Влияние на творчество Цветаевой ее переписки с Пастернаком было столь же значительным, сколь своеобычным, ибо влияние это выражалось не в степени присвоения, поглощения одной личностью – другой, не в той или иной мере «ассимиляции», нет, выявлялось оно в определившейся нацеленности Марининой творческой самоотдачи – самоотдачи, обретшей конкретного адресата.

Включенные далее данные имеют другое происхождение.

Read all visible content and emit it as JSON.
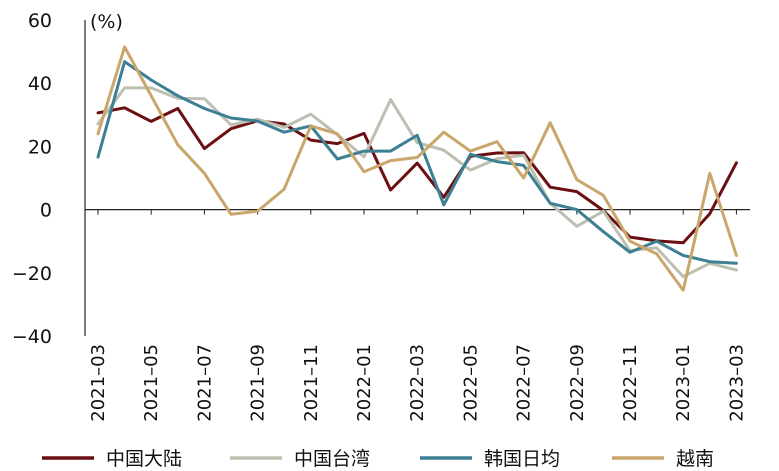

Не говоря о двух прозаических вещах – «Световой ливень» и «Эпос и лирика современной России», из которых вторая относится в равной степени и к Маяковскому, – стихотворений, посвященных Мариной Пастернаку или непосредственно им вдохновленных, не так уж много; не меньше, пожалуй, посвятила она их Ахматовой, или Блоку, или Иксу, или Игреку, посвятила, не надеясь на то, что голос ее достигнет их слуха. Но зато все, что было создано ею в двадцатые годы и в начале тридцатых, в пору ее творческой зрелости и щедрости, кем бы и чем бы ни вдохновлялось это созданное, – все это, от сердца к сердцу, было направлено, нацелено на Пастернака, фокусировано на него, обращено к нему, как молитва.
В нем она обрела ту слуховую прорву, которая единственно вмещала ее с той же ненасытимостью, с какой она творила, жила, чувствовала.
Пастернак любил ее, понимал, никогда не судил, хвалил – и возведенная циклопической кладкой стена его хвалы ограждала ее от несовместимости с окружающим, от неуместности в окружающем… Марине же похвала была необходима, иначе она зачахла бы от авитаминоза недолюбленности, недопонятости или взорвалась бы от своей несоразмерности аршину, на который мерила ее читающая и критикующая эмиграция, (Не о нескольких близких и верных речь, разумеется.)